Ich stand in der Filiale einer bekannten Drogeriemarktkette (deren Namen an eine in Deutschland und der Welt einmal sehr geschätzte Währung erinnert) vor dem Regal mit den Zahnbürsten. In der Nähe eine Mitarbeiterin, die irgendetwas auspackte. Ein Kunde, ein älterer, südländisch aussehender Herr, angenehm gekleidet, trat auf sie zu. „Bedienen Sie hier“, fragte er freundlich. „Ich arbeite hier“ erwiderte die Mitarbeiterin scharf. Der Herr ließ sich nicht beirren. „Wissen Sie, ich habe so trockene Haut, da suche ich eine Creme“. „Die finden Sie einen Gang weiter auf der linken Seite“ war die knappe Antwort.

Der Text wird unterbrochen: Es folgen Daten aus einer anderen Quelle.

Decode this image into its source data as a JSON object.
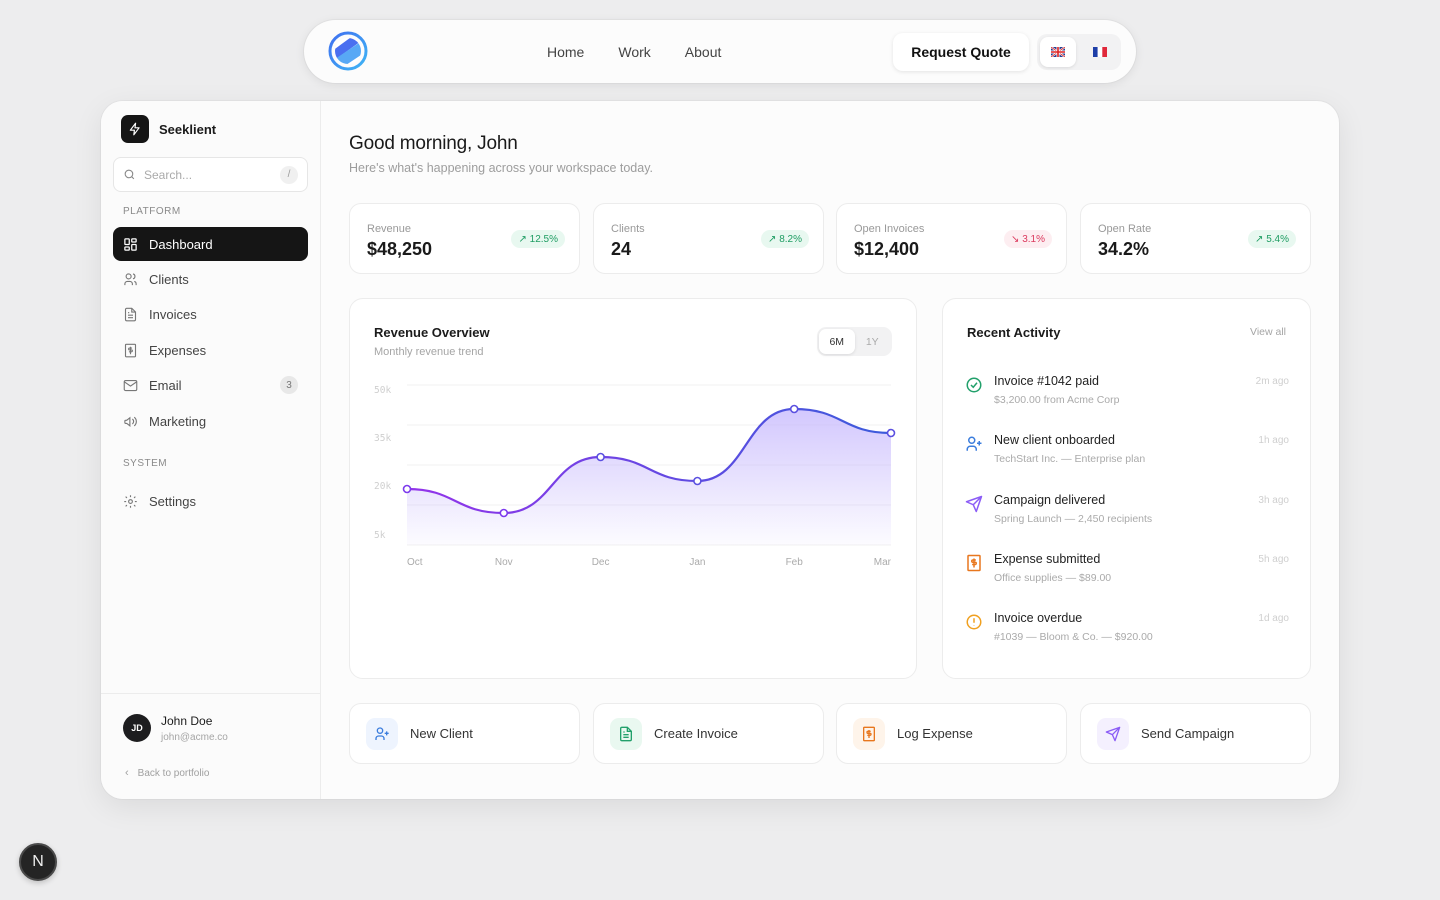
{
  "topnav": {
    "links": [
      "Home",
      "Work",
      "About"
    ],
    "cta_label": "Request Quote",
    "languages": [
      {
        "code": "en",
        "flag": "🇬🇧",
        "active": true
      },
      {
        "code": "fr",
        "flag": "🇫🇷",
        "active": false
      }
    ]
  },
  "sidebar": {
    "brand": "Seeklient",
    "search_placeholder": "Search...",
    "search_shortcut": "/",
    "sections": {
      "platform": "PLATFORM",
      "system": "SYSTEM"
    },
    "items": [
      {
        "label": "Dashboard",
        "icon": "dashboard-icon",
        "active": true
      },
      {
        "label": "Clients",
        "icon": "users-icon"
      },
      {
        "label": "Invoices",
        "icon": "file-text-icon"
      },
      {
        "label": "Expenses",
        "icon": "receipt-icon"
      },
      {
        "label": "Email",
        "icon": "mail-icon",
        "badge": "3"
      },
      {
        "label": "Marketing",
        "icon": "megaphone-icon"
      },
      {
        "label": "Settings",
        "icon": "settings-icon"
      }
    ],
    "user": {
      "initials": "JD",
      "name": "John Doe",
      "email": "john@acme.co"
    },
    "back_link": "Back to portfolio"
  },
  "main": {
    "greeting": "Good morning, John",
    "subtitle": "Here's what's happening across your workspace today.",
    "stats": [
      {
        "label": "Revenue",
        "value": "$48,250",
        "change": "12.5%",
        "direction": "up"
      },
      {
        "label": "Clients",
        "value": "24",
        "change": "8.2%",
        "direction": "up"
      },
      {
        "label": "Open Invoices",
        "value": "$12,400",
        "change": "3.1%",
        "direction": "down"
      },
      {
        "label": "Open Rate",
        "value": "34.2%",
        "change": "5.4%",
        "direction": "up"
      }
    ],
    "revenue_panel": {
      "title": "Revenue Overview",
      "subtitle": "Monthly revenue trend",
      "ranges": [
        "6M",
        "1Y"
      ],
      "active_range": "6M"
    },
    "activity_panel": {
      "title": "Recent Activity",
      "view_all": "View all",
      "items": [
        {
          "title": "Invoice #1042 paid",
          "sub": "$3,200.00 from Acme Corp",
          "time": "2m ago",
          "icon": "check-circle-icon",
          "color": "#22a06b"
        },
        {
          "title": "New client onboarded",
          "sub": "TechStart Inc. — Enterprise plan",
          "time": "1h ago",
          "icon": "user-plus-icon",
          "color": "#3b7ddd"
        },
        {
          "title": "Campaign delivered",
          "sub": "Spring Launch — 2,450 recipients",
          "time": "3h ago",
          "icon": "send-icon",
          "color": "#8b5cf6"
        },
        {
          "title": "Expense submitted",
          "sub": "Office supplies — $89.00",
          "time": "5h ago",
          "icon": "receipt-icon",
          "color": "#e8771e"
        },
        {
          "title": "Invoice overdue",
          "sub": "#1039 — Bloom & Co. — $920.00",
          "time": "1d ago",
          "icon": "alert-circle-icon",
          "color": "#f0a020"
        }
      ]
    },
    "quick_actions": [
      {
        "label": "New Client",
        "icon": "user-plus-icon",
        "color": "#3b7ddd",
        "bg": "#eef4fe"
      },
      {
        "label": "Create Invoice",
        "icon": "file-text-icon",
        "color": "#22a06b",
        "bg": "#e9f8f0"
      },
      {
        "label": "Log Expense",
        "icon": "receipt-icon",
        "color": "#e8771e",
        "bg": "#fef4ea"
      },
      {
        "label": "Send Campaign",
        "icon": "send-icon",
        "color": "#8b5cf6",
        "bg": "#f4f0fe"
      }
    ]
  },
  "chart_data": {
    "type": "area",
    "title": "Revenue Overview",
    "subtitle": "Monthly revenue trend",
    "categories": [
      "Oct",
      "Nov",
      "Dec",
      "Jan",
      "Feb",
      "Mar"
    ],
    "series": [
      {
        "name": "Revenue",
        "values": [
          20000,
          12500,
          30000,
          22500,
          45000,
          37500
        ]
      }
    ],
    "y_ticks": [
      "50k",
      "35k",
      "20k",
      "5k"
    ],
    "ylim": [
      5000,
      50000
    ],
    "grid": true,
    "legend": "none",
    "colors": {
      "line_start": "#9333ea",
      "line_end": "#3b5bdb",
      "fill": "#c4b5fd"
    }
  },
  "dev_badge": "N"
}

Ich weiß ja, daß derzeit alles in eine ungemütliche Beschleunigung mündet, die sich mit Angespanntheiten allerorten paart. Dazu kommt im Servicebereich oft eine aufgesetzte Freundlichkeit, wie man sie aus Amerika kennt, die sich mit einer Stoffeligkeit abwechselt wie man sie früher nicht kannte. Und ich weiß auch, wie sehr Mitarbeiter im Einzelhandel unter Druck stehen, welche Erwartungen sie erfüllen müssen usw. undsofort.
Dennoch: am liebsten hätte ich den freundlichen älteren Herrn bei der Hand genommen und wäre mit ihm zurückgegangen in die siebziger oder sechziger Jahre. In eine Drogerie (ja, sowas gabs mal!). Wie das geduftet hat damals! Es gehen ja nicht nur die Orte, z.B. Geschäfte alten Typs verloren. Mit ihnen verschwinden die altgewohnten Gerüche, was mindestens genauso schlimm ist. Und ich stelle mir vor, wie eine nette Dame in Rock und Bluse oder meinetwegen im weißen Drogistenkittel auf den Herren zutritt und ihn freundlich bedient. „Sehen Sie mal“, würde sie vielleicht sagen, „und hier haben wir noch etwas für den reiferen Herren, diese Creme hat einen angenehmen Zederngeruch“. Oder so ähnlich. Und der Mann wäre glücklich, und er würde sich mit seiner neu erworbenen Creme auch die Freundlichkeit dieses Verkaufsgespräches auf die Haut auftragen.
In Wirklichkeit aber stand ich wenig später an der Kasse, legte meinen Dreierpack Zahnbürsten aufs Band, bezahlte und quittierte das heruntergeleierte „schönen Tag noch“ der Kassiererin mit einem „Ebenso!“.